Benchmarks Of JCC Erratum: A New Intel CPU Bug With Performance Implications On Skylake Through Cascade Lake

Written by Michael Larabel in Processors on 12 November 2019 at 01:00 PM EST. Page 2 of 9. 39 Comments.

For those of you making use of Intel's own Clear Linux operating system, you are already covered. Intel has actually been shipping the patched microcode as part of Clear Linux for a while now and more recently even the patched assembler. So the latest (and still speedy) Clear Linux performance is already covered from the Jump Conditional Code erratum.

This initial testing was done on Clear Linux in order to compare the old/new microcode as well as the impact of the patched assembler when rebuilding the software under test. The threshold of the unpatched/patched assembler was from Clear Linux 31470 to 31480.

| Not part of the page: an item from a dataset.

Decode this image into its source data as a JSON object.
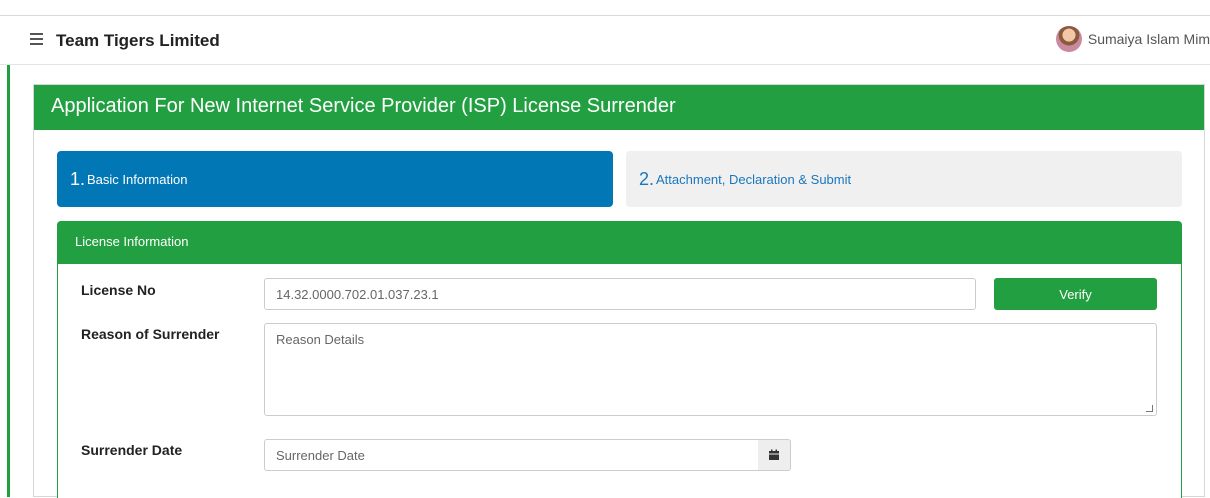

On Skylake systems 0x02000064 is the patched microcode version while for Cascade Lake 0x0500002b is the version addressed for the JCC erratum. Unlike with the security mitigations that can be easily turned off by the kernel, once upgrading to the new microcode there isn't a means of disabling this erratum workaround short of reverting to an older CPU microcode.

Due to time constraints and also being particularly short on time due to last week's paternity time chaos, just a handful of systems were tested in time for today's disclosure.

Via the Phoronix Test Suite a wide range of benchmarks were carried out. Note: in the interest of transparency and delivering the most transparent and reproducible benchmarks of any review/tech websites, the Phoronix Test Suite development code on GitHub has already been updated to now also clearly illustrate the CPU microcode revision in the system table of future articles. This makes it very easy to see what CPUs(s) are running with what microcode version especially with different microcodes shipped by different distributions. The Phoronix Test Suite previously showed CPU microcode versions to users but hadn't archived it as part of the result file graphs, but now this JCC erratum has shown more of a need to do so.

This article features a few sets of different benchmarks with first up looking at the Core i9 7960X and Xeon Silver 4108 performance across various workloads while testing with the existing (now old) microcode, the new microcode, and the revision of Clear Linux with the updated assembler.